Sans surprise, en plein festival thématique, les opposant·e·s se sont donc à nouveau organisé·e·s en rassemblement, estimant que « les actes racistes et xénophobes sont et resteront intolérables à Besançon ». Une soixantaine de participant·e·s, comprenant des autonomes, des syndicalistes, ainsi que des élu·e·s de la majorité. La maire est d’ailleurs passée saluer les manifestant·e·s, renouvelant « une détermination sans faille face à ces idées nauséabondes ». À l’arrivée de la mise en cause, une sono passe en boucle « l’entrée des gladiateurs », une musique destinée à ridiculiser les adversaires du jour, ciblant leur politique du « ouin ouin ». Mais, rapidement, c’est le slogan « pas de fachos, dans nos quartiers, pas de quartiers, pour les fachos » qui s’est imposé. Les effectifs de police, dépêchés en grand nombre, essayant de cadrer la situation, pour éviter tout débordement.
Concernant le dossier, il ne sera examiné qu’au cours de la matinée après un autre passage pour « violences conjugales ». La prévenue, revendiquant pleinement ses propos, requérant que son cas soit traité, sous l’égide de maître Frédéric Pichon, qui se dépeint comme « national-catholique » ; pour la partie civile, au contraire, ces poursuites, intentées par le parquet, devaient se confondre avec un second volet, cette fois engagé par la plaignante, les deux affaires relevant de discours liés à une action le 8 janvier dernier. Une requête rejetée, ouvrant donc un jugement immédiat. Viennent alors l’étude des éventuelles entraves de forme soulevées, en particulier les vices relevés quant à la citation émanant du ministère public ; reconnaissant que l’institution s’est « prise les pieds dans le tapis », le substitut du procureur ne pourra qu’abonder dans le sens d’une « nullité de la procédure ». Une motivation suivie et actée par les magistrat·e·s, qui prononcent dès lors la relaxe.

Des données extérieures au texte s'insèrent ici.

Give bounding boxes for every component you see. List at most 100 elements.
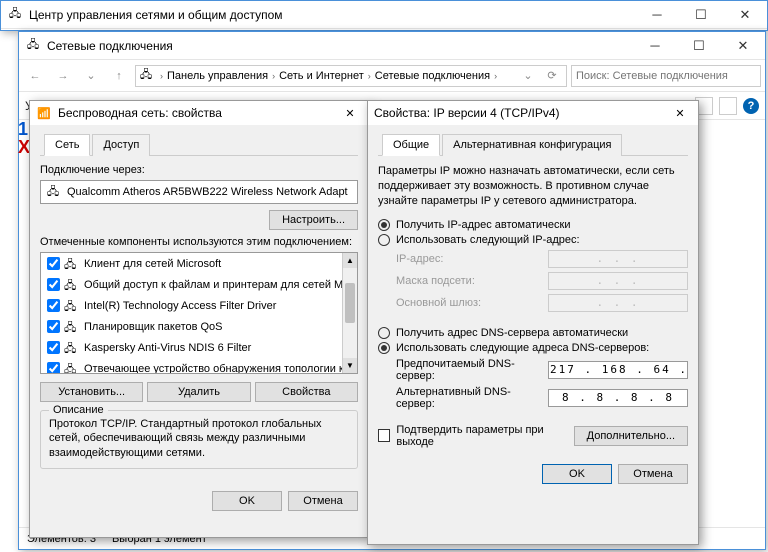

Dans la salle, l’ambiance est restée tendue. Une personne témoin dans l’instance précédente, racisée, étant par exemple prise à partie par l’avocat de la défense, accusée à tort d’avoir filmé les débats, lui valant un contrôle en pleine audience. Le climat ne s’est pas apaisé avec le dénouement, bien au contraire. Le verdict se transformant même en une nuée de supporters/supportrices et journalistes autour d’Alice Kerviel, laquelle tenait aussi à se confronter directement à Anne Vignot. L’échange s’est ainsi mué en véritable joute verbale, sous l’œil passif des uniformes, l’édile étant sans cesse coupée dans ses explications, quand ses mots n’ont pas été écrasés par des aboiements de la foule, criant « mensonges », « propagande », ou la conclusion lancée par maître Frédéric Pichon, assénant « et ça, c’est financé par l’argent public ». Peu avant 12h00 et la décision, la rue Laurent Mégevand était quant à elle déjà redevenue calme. Avant le prochain round, prévu d’ici huit mois environ.
Illustration d’en-tête : Aperçu de la contre-manifestation, devant le palais de justice de Besançon. Au milieu, une pancarte proclame : « le racisme tue ».